Although everyone has a dry mouth from time to time, having a constantly dry mouth is a condition that is uncomfortable to live with and can lead to significant oral health problems. It occurs when the salivary glands in your mouth don’t make enough saliva to keep your mouth sufficiently moist. Saliva plays an important role in helping to prevent tooth decay by neutralising acids produced by bacteria, limiting bacterial growth and washing away food debris. Dry mouth places you at much greater risk of tooth decay, gingivitis and gum disease.
- Dryness or feeling of stickiness in your mouth
- Saliva that feels thick and stringy
- Bad breath
- Dry, raspy or sore throat
- Frequent thirst
- Dry, red or rough tongue
- Difficulty chewing, swallowing or talking
- Problems with wearing dentures
- Mouth sores
- Oral health problems such as increased plaque, tooth decay and gum disease
Causes of Dry Mouth
The most common cause of dry mouth is consistently not drinking enough hydrating fluids, leading to a mild form of dehydration. This can be particularly exacerbated during hot weather, as can caffeinated drinks, alcohol, sugary or acidic foods and beverages.
Some medications have dry mouth as a side effect, including many over-the-counter medicines like antihistamines, decongestants and pain medications, and those used to treat depression, high blood pressure and anxiety. It is also a common side effect when undergoing chemotherapy or radiation cancer treatment.
Dry mouth can become a problem as you get older. Changes in your body’s ability to process medication, nutrition deficiencies and long-term health problems can all contribute to the condition.
Dry mouth can be caused by certain health conditions including diabetes, stroke, Alzheimer’s or certain autoimmune diseases.
Snoring and sleeping with your mouth open can make you more prone to suffering from dry mouth.

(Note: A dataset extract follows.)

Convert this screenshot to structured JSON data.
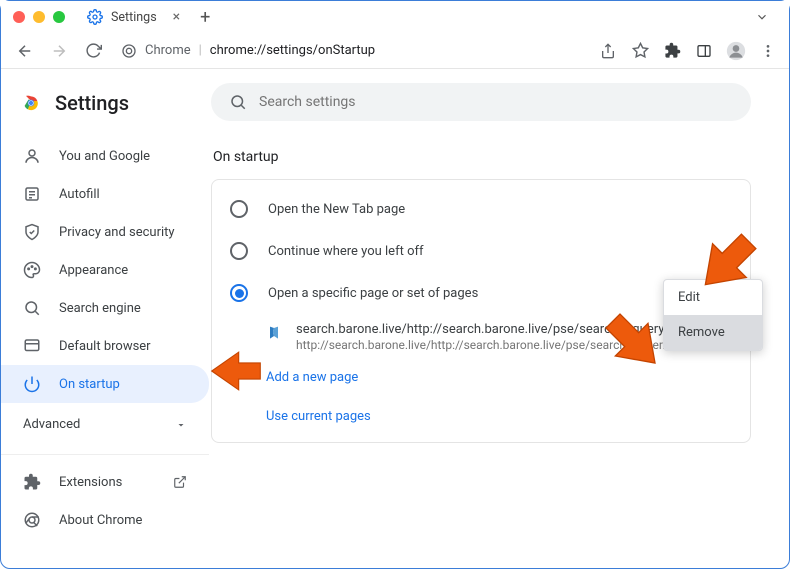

Lifestyle factors such as alcohol, smoking and taking recreational drugs can all contribute to dry mouth.
Treatment For Dry Mouth
Treatment for dry mouth will depend upon the cause, and it is recommended that you see your doctor or dentist for an assessment and diagnosis. Appropriate treatment may then focus on managing your other medical conditions, preventing tooth decay and/or increasing saliva flow where possible.
If not drinking enough fluids is a contributing factor, then a new regime of drinking more each day can be enough to combat it. Reducing your intake of caffeinated drinks, alcohol and acidic beverages is recommended to avoid exacerbating the problem, as well as quitting smoking and limiting very salty or spicy foods.
If you are taking medication that causes dry mouth, there may be alternative options your doctor can help you switch to.
Having a good brushing and flossing routine at home, regular dental check-ups and dental hygiene appointments will all be essential to reduce your risk of tooth decay and gum disease.